🤖 AI Summary
In differentially private (DP) machine learning, protecting attribute-level privacy—such as labels in supervised fine-tuning—is inadequately addressed by conventional add/remove adjacency, which implicitly safeguards dataset membership rather than individual attributes, thereby overestimating privacy guarantees.
Method: The paper advocates substituting adjacency—where neighboring datasets differ by swapping one record’s attribute—and develops a tighter privacy budget accounting framework accordingly. It further designs a novel attribute-level privacy auditing attack to expose attribute leakage masked under add/remove mechanisms.

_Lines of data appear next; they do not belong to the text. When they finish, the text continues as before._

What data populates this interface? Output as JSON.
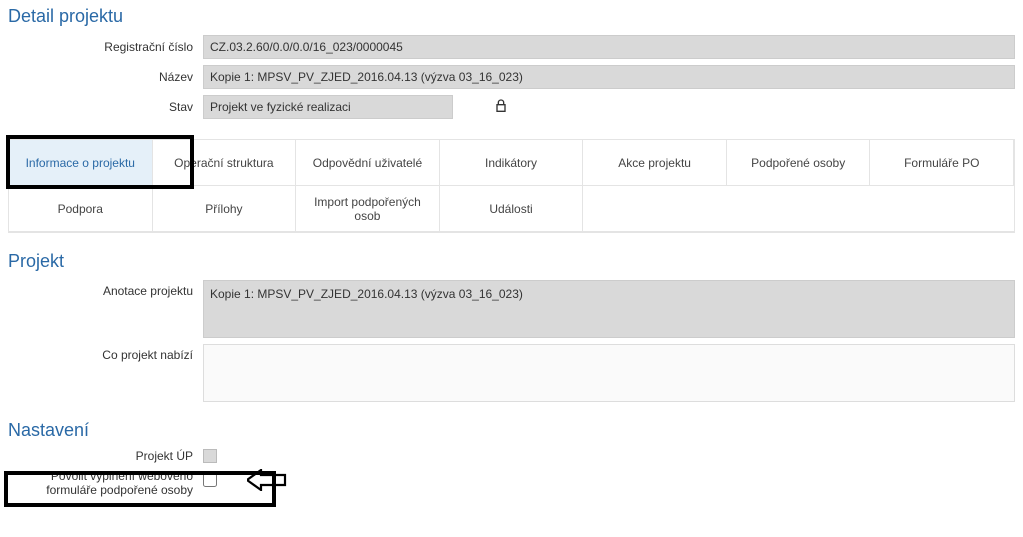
{
  "sections": {
    "detail_title": "Detail projektu",
    "project_title": "Projekt",
    "settings_title": "Nastavení"
  },
  "detail": {
    "reg_label": "Registrační číslo",
    "reg_value": "CZ.03.2.60/0.0/0.0/16_023/0000045",
    "name_label": "Název",
    "name_value": "Kopie 1: MPSV_PV_ZJED_2016.04.13 (výzva 03_16_023)",
    "state_label": "Stav",
    "state_value": "Projekt ve fyzické realizaci"
  },
  "tabs": [
    {
      "label": "Informace o projektu",
      "active": true
    },
    {
      "label": "Operační struktura"
    },
    {
      "label": "Odpovědní uživatelé"
    },
    {
      "label": "Indikátory"
    },
    {
      "label": "Akce projektu"
    },
    {
      "label": "Podpořené osoby"
    },
    {
      "label": "Formuláře PO"
    },
    {
      "label": "Podpora"
    },
    {
      "label": "Přílohy"
    },
    {
      "label": "Import podpořených osob"
    },
    {
      "label": "Události"
    }
  ],
  "project": {
    "annotation_label": "Anotace projektu",
    "annotation_value": "Kopie 1: MPSV_PV_ZJED_2016.04.13 (výzva 03_16_023)",
    "offers_label": "Co projekt nabízí",
    "offers_value": ""
  },
  "settings": {
    "up_label": "Projekt ÚP",
    "webform_label": "Povolit vyplnění webového formuláře podpořené osoby"
  }
}
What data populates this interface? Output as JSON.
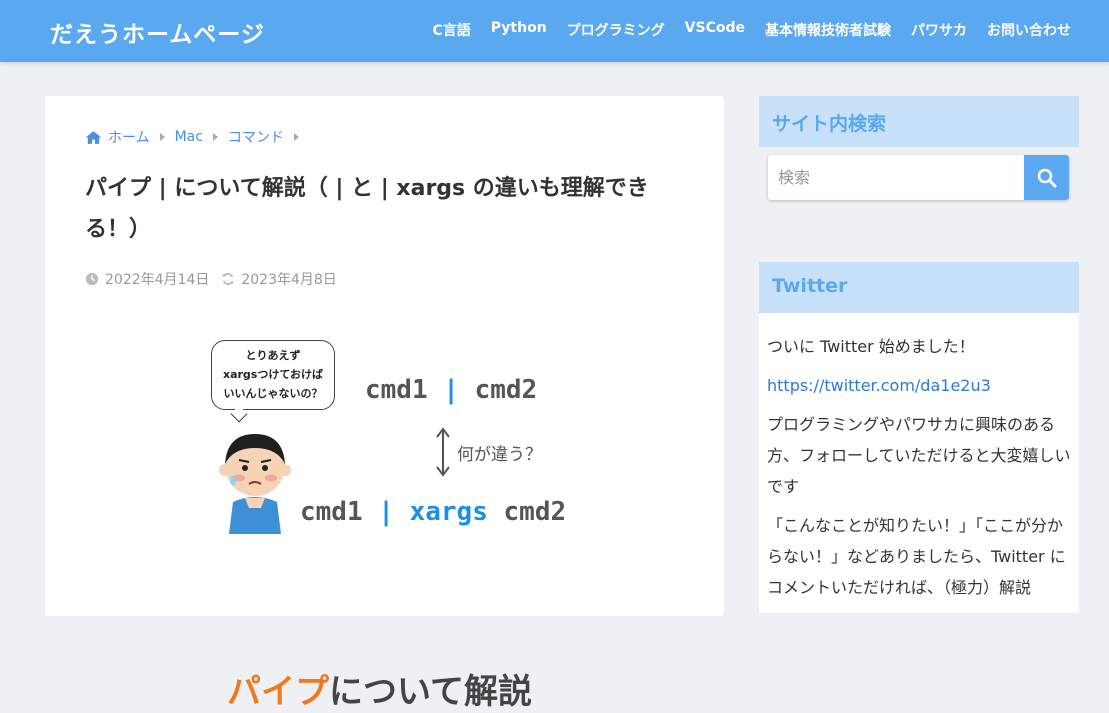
{
  "site": {
    "title": "だえうホームページ"
  },
  "nav": [
    {
      "label": "C言語"
    },
    {
      "label": "Python"
    },
    {
      "label": "プログラミング"
    },
    {
      "label": "VSCode"
    },
    {
      "label": "基本情報技術者試験"
    },
    {
      "label": "パワサカ"
    },
    {
      "label": "お問い合わせ"
    }
  ],
  "breadcrumb": {
    "home": "ホーム",
    "items": [
      "Mac",
      "コマンド"
    ]
  },
  "article": {
    "title": "パイプ | について解説（ | と | xargs の違いも理解できる！）",
    "published": "2022年4月14日",
    "updated": "2023年4月8日"
  },
  "eyecatch": {
    "bubble_lines": [
      "とりあえず",
      "xargsつけておけば",
      "いいんじゃないの？"
    ],
    "cmd_top_a": "cmd1",
    "cmd_top_pipe": "|",
    "cmd_top_b": "cmd2",
    "diff_label": "何が違う？",
    "cmd_bottom_a": "cmd1",
    "cmd_bottom_pipe": "|",
    "cmd_bottom_xargs": "xargs",
    "cmd_bottom_b": "cmd2",
    "big_title_accent": "パイプ",
    "big_title_rest": "について解説"
  },
  "sidebar": {
    "search": {
      "heading": "サイト内検索",
      "placeholder": "検索"
    },
    "twitter": {
      "heading": "Twitter",
      "line1": "ついに Twitter 始めました！",
      "link": "https://twitter.com/da1e2u3",
      "line2": "プログラミングやパワサカに興味のある方、フォローしていただけると大変嬉しいです",
      "line3": "「こんなことが知りたい！」「ここが分からない！」などありましたら、Twitter にコメントいただければ、（極力）解説"
    }
  },
  "colors": {
    "brand": "#5aa8f0",
    "sidebar_head_bg": "#c7e1fa",
    "accent_orange": "#f07820",
    "pipe_blue": "#1b8ee6"
  }
}
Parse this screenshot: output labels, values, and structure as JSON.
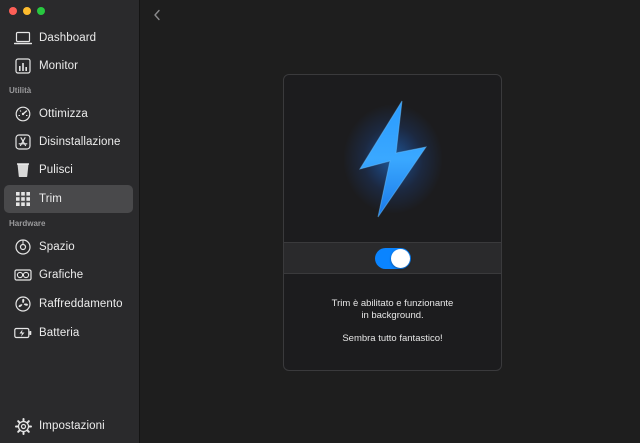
{
  "colors": {
    "accent": "#0a84ff",
    "sidebar_bg": "#2a2a2c",
    "active_item_bg": "#49494b",
    "bolt": "#1e90ff"
  },
  "sidebar": {
    "top_items": [
      {
        "label": "Dashboard",
        "icon": "laptop-icon"
      },
      {
        "label": "Monitor",
        "icon": "bar-chart-icon"
      }
    ],
    "section_utilita": "Utilità",
    "utilita_items": [
      {
        "label": "Ottimizza",
        "icon": "gauge-icon"
      },
      {
        "label": "Disinstallazione",
        "icon": "app-store-icon"
      },
      {
        "label": "Pulisci",
        "icon": "trash-bin-icon"
      },
      {
        "label": "Trim",
        "icon": "grid-icon"
      }
    ],
    "section_hardware": "Hardware",
    "hardware_items": [
      {
        "label": "Spazio",
        "icon": "disk-icon"
      },
      {
        "label": "Grafiche",
        "icon": "gpu-icon"
      },
      {
        "label": "Raffreddamento",
        "icon": "fan-icon"
      },
      {
        "label": "Batteria",
        "icon": "battery-icon"
      }
    ],
    "settings_label": "Impostazioni",
    "settings_icon": "gear-icon"
  },
  "main": {
    "trim_enabled": true,
    "status_line1": "Trim è abilitato e funzionante",
    "status_line2": "in background.",
    "status_line3": "Sembra tutto fantastico!"
  }
}
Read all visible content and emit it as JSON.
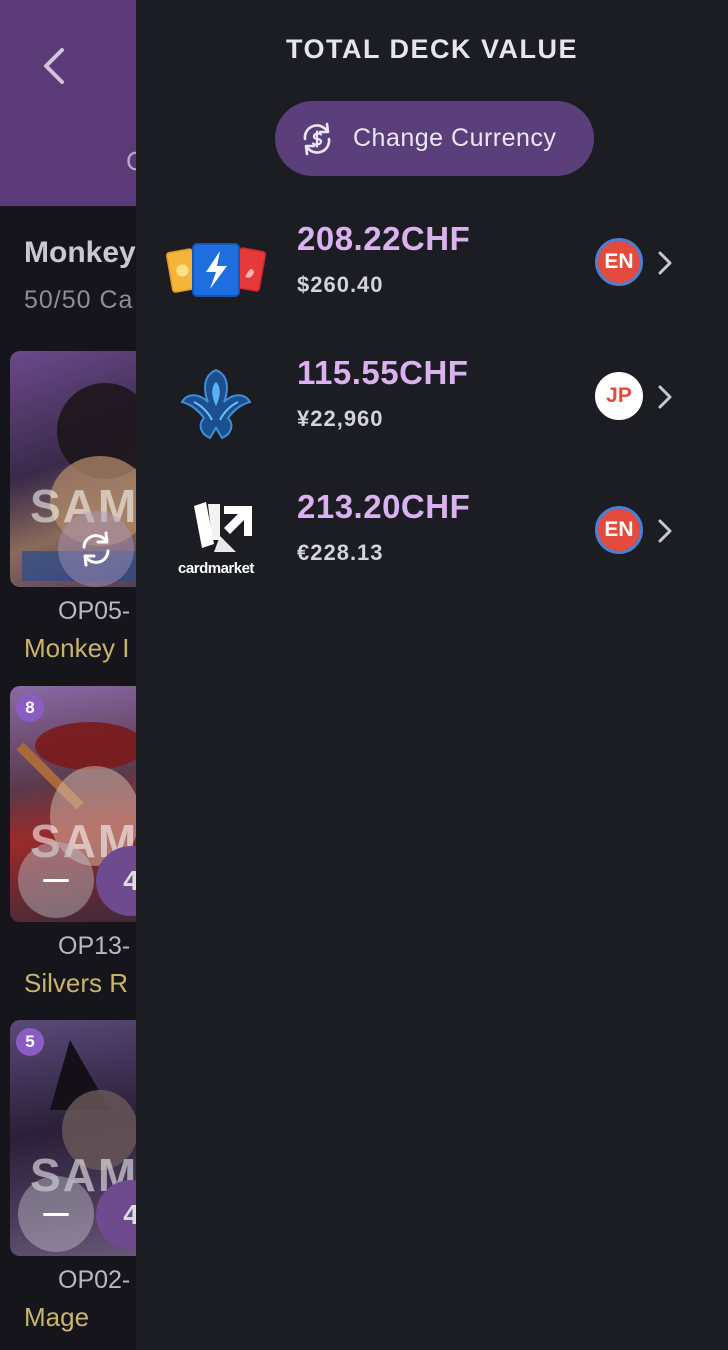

Contribution/Results: Experiments demonstrate that, under identical DP budgets, substitute adjacency yields privacy claims closely aligned with empirical attribute leakage, whereas add/remove fails to ensure attribute-level privacy. This work clarifies the fundamental impact of adjacency selection on attribute privacy, establishing a more precise theoretical foundation and practical toolkit for DP training.
📝 Abstract
Training machine learning models with differential privacy (DP) limits an adversary's ability to infer sensitive information about the training data. It can be interpreted as a bound on adversary's capability to distinguish two adjacent datasets according to chosen adjacency relation. In practice, most DP implementations use the add/remove adjacency relation, where two datasets are adjacent if one can be obtained from the other by adding or removing a single record, thereby protecting membership. In many ML applications, however, the goal is to protect attributes of individual records (e.g., labels used in supervised fine-tuning). We show that privacy accounting under add/remove overstates attribute privacy compared to accounting under the substitute adjacency relation, which permits substituting one record. To demonstrate this gap, we develop novel attacks to audit DP under substitute adjacency, and show empirically that audit results are inconsistent with DP guarantees reported under add/remove, yet remain consistent with the budget accounted under the substitute adjacency relation. Our results highlight that the choice of adjacency when reporting DP guarantees is critical when the protection target is per-record attributes rather than membership.